By Rania Gollakner, BS, DVM, MPH

What is ranitidine? 

Ranitidine (brand name Zantac®) is an H2 receptor antagonist (a type of acid reducer) used to treat and prevent ulcers occurring in the stomach and small intestine in dogs and cats. It is also used to treat stress-related, kidney disease-related, or drug-induced erosive gastritis, esophagitis, and esophageal reflux. Ranitidine may also be used to stimulate contractions of the stomach and to stimulate bowel activity in cats and rabbits. It may also be used in rabbits for the treatment of stomach ulcers and in ferrets to treat Helicobacter mustelae. The medication works by reducing the amount of acid secreted in the stomach.

The use of ranitidine in dogs, cats, and other animals is “off-label”. Many drugs are commonly prescribed for off-label use in veterinary medicine. In these instances, follow your veterinarian’s directions and cautions very carefully.

How is ranitidine given?

Ranitidine is available as a tablet, capsule, oral syrup, and in an injectable form. It is available over the counter BUT you should only give it to your pet if your veterinarian has prescribed it.

Ranitidine works best when given by mouth on an empty stomach before the first meal of the day. If your pet vomits after receiving the medication, try giving it with a small amount of food. Follow the dosing instructions provided by your veterinarian. Measure liquid forms carefully. Your veterinarian will administer the injectable form.

Stopping the medication before the therapy is complete may cause the condition to return.

This medication should take effect within one to two hours; however, effects may not be visibly noticeable.

What if I miss giving my pet the medication?

If you miss a dose, do not give it when you remember. Instead, wait and give the next dose at the usual time. Never give your pet two doses at once or give extra doses.

It is very important to give the medication for the length of time your veterinarian has recommended. Do not stop giving the medication to your pet without first speaking with your veterinarian.

Are there any potential side effects?

There are very few reported side effects of ranitidine. If you notice any abnormal signs associated with this medication, contact your veterinarian. If your veterinarian injects ranitidine, pain at the injection site may occur.

This short-acting medication should stop working within 24 hours, although effects can be longer in pets with liver or kidney disease.

Are there any risk factors for this medication?

Ranitidine should not be used in patients that have an allergy to it or other similar drugs, such as famotidine (Pepcid®) or cimetidine (Tagamet®).
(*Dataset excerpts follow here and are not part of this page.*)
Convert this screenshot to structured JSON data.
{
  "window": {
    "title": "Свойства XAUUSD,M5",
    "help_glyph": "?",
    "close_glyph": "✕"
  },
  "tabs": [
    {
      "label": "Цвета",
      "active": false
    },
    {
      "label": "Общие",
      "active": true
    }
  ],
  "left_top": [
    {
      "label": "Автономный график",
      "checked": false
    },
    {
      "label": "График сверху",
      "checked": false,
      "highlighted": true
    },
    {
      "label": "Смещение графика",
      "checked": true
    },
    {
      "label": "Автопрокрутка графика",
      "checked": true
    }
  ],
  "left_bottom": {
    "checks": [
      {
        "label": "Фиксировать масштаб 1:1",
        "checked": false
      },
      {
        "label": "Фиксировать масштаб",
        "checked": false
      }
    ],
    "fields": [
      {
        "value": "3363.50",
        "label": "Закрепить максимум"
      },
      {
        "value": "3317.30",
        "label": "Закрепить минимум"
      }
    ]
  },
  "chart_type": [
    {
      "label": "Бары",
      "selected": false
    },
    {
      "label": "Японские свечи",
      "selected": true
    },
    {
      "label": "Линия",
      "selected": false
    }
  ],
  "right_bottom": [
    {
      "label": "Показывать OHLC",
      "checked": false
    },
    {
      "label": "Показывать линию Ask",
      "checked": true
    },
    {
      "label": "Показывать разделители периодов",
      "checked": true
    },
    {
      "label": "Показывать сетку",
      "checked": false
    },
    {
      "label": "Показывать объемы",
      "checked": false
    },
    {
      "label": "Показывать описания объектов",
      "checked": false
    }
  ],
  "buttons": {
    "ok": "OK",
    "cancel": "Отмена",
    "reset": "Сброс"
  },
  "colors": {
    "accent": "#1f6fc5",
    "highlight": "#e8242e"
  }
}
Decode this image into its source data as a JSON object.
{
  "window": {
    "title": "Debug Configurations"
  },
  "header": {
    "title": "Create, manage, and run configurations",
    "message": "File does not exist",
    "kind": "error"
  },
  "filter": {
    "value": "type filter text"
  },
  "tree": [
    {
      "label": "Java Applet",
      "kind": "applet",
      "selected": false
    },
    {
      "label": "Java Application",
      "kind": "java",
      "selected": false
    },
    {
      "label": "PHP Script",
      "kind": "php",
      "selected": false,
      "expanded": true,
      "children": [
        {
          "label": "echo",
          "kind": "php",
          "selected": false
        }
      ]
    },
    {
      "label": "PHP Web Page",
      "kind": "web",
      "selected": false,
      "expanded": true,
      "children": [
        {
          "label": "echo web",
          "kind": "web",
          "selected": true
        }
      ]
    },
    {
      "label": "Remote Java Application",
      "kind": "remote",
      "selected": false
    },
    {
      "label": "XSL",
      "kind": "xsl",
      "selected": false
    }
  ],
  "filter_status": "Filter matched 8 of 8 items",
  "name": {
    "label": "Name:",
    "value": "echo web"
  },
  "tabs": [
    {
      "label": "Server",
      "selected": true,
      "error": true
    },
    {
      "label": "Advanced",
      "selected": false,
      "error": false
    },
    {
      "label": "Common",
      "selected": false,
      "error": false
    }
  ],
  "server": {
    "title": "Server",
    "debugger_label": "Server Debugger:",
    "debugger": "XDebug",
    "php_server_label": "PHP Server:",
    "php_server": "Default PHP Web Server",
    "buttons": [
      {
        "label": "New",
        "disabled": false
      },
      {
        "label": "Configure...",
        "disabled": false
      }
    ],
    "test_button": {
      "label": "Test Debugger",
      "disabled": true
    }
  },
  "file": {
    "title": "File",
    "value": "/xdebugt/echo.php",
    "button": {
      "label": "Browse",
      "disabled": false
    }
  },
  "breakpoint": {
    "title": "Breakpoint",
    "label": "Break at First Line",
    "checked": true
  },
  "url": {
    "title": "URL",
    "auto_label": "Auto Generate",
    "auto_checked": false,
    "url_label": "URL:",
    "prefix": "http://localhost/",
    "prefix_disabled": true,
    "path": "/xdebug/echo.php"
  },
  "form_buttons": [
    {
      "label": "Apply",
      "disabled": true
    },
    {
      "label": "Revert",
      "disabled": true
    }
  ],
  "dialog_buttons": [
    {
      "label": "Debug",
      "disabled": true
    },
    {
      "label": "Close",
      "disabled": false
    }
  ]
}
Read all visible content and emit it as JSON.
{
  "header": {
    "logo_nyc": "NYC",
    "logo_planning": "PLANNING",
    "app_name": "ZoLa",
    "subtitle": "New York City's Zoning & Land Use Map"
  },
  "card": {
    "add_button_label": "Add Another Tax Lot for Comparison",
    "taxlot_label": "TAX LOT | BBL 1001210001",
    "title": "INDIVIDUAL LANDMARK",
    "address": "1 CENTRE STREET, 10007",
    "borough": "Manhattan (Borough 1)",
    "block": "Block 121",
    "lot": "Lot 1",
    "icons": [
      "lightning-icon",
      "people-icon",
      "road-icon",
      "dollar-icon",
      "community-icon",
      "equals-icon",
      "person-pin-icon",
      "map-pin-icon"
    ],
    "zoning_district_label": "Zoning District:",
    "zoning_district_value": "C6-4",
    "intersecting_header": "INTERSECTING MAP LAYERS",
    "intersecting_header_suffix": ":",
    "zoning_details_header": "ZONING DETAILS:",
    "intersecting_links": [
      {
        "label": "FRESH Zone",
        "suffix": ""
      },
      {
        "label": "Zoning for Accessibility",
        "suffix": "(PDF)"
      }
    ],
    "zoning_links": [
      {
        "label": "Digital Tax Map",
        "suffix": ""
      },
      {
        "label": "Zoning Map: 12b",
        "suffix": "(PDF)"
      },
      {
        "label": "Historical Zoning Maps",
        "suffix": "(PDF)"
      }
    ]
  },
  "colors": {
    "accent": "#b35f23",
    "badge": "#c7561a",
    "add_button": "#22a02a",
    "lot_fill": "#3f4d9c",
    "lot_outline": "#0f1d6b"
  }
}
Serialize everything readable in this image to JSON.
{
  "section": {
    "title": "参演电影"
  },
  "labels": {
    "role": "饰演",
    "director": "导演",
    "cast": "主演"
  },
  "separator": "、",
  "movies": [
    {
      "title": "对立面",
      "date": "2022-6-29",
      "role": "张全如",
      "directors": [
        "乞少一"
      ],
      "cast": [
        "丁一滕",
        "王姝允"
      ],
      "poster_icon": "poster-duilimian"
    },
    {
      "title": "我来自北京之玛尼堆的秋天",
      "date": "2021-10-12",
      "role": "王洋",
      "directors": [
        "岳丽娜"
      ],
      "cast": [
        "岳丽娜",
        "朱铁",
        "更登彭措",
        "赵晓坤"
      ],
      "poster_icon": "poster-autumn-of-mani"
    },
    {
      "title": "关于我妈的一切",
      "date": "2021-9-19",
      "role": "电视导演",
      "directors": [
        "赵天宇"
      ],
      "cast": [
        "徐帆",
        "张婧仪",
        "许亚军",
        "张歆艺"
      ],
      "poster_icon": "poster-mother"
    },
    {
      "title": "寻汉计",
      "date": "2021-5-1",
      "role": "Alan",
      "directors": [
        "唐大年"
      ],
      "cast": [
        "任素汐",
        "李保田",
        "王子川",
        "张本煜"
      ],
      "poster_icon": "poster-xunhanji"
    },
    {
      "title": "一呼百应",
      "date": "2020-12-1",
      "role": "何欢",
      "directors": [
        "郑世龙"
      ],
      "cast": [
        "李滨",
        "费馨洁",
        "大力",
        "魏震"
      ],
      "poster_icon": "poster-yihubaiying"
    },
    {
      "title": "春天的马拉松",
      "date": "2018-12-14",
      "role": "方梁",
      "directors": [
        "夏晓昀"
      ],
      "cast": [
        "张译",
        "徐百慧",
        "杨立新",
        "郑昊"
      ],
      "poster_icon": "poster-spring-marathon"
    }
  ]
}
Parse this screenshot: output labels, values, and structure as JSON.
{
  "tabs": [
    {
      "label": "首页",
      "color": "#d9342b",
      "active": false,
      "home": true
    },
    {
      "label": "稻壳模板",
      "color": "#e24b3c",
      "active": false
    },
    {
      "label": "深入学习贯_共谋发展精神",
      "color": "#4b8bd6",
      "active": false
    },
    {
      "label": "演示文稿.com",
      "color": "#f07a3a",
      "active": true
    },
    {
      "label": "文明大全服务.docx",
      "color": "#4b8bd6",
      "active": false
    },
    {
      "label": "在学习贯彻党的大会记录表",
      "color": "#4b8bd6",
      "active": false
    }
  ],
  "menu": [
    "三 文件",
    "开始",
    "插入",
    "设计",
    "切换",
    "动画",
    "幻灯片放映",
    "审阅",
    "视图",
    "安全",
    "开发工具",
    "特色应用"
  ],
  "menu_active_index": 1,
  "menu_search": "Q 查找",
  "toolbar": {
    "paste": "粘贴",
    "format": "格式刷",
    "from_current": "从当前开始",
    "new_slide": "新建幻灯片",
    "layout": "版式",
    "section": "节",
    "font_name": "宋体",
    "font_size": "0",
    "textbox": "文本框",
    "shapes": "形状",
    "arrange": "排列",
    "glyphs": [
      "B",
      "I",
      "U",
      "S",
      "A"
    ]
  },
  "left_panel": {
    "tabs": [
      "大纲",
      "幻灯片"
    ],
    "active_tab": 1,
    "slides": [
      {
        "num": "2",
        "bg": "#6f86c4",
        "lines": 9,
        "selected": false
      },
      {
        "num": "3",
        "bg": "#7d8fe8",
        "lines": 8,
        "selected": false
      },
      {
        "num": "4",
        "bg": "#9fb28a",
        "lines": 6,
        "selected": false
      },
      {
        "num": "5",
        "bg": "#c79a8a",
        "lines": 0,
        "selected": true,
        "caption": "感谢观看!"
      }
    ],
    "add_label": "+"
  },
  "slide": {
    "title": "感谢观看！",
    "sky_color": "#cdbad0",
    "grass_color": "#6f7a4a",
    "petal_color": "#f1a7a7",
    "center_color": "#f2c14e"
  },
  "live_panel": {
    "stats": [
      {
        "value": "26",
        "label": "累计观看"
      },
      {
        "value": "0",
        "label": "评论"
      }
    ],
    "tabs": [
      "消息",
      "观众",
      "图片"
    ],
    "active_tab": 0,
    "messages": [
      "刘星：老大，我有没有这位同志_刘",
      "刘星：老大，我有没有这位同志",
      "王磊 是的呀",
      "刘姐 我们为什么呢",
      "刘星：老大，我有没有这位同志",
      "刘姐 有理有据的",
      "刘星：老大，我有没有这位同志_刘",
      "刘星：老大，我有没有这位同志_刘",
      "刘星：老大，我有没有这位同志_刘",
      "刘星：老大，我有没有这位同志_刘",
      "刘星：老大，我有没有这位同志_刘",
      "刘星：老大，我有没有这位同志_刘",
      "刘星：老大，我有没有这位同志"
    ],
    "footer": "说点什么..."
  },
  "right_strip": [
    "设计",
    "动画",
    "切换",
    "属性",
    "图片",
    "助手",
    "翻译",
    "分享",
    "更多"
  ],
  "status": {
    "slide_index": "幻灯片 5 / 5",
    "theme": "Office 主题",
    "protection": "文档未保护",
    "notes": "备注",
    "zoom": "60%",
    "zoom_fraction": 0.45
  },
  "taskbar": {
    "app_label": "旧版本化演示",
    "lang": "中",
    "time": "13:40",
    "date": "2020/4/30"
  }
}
This medication should be used with caution in pregnant or nursing pets. It should be used cautiously in pets with kidney or liver disease.

This short-acting medication should stop working within 24 hours, although effects can be longer in pets with liver or kidney disease.

Are there any drug interactions I should be aware of?

Ranitidine may interact with other drugs including antacids, certain antifungals, cephalosporins, certain heart medications, and propantheline (Pro-Banthine®). Tell your veterinarian about any medications (including vitamins, supplements, or herbal therapies) that your pet is taking.

Is there any monitoring that needs to be done with this medication?

Monitor to ensure that the medication is working.

How do I store ranitidine?

Ranitidine tablets and capsules should be stored in a tightly sealed, light-resistant container and at room temperature, between 20°C and 25°C (68°F to 77°F). Liquids should be stored as recommended on the label and discarded by the date shown on the bottle. If your veterinarian has made a special formulation, follow the storage instructions provided with the medication.

What should I do in case of an emergency?

Very high doses of ranitidine can cause toxic effects. If you suspect an overdose or an adverse reaction to the medication, call your veterinary office immediately. If they are not available, follow their directions in contacting an emergency facility.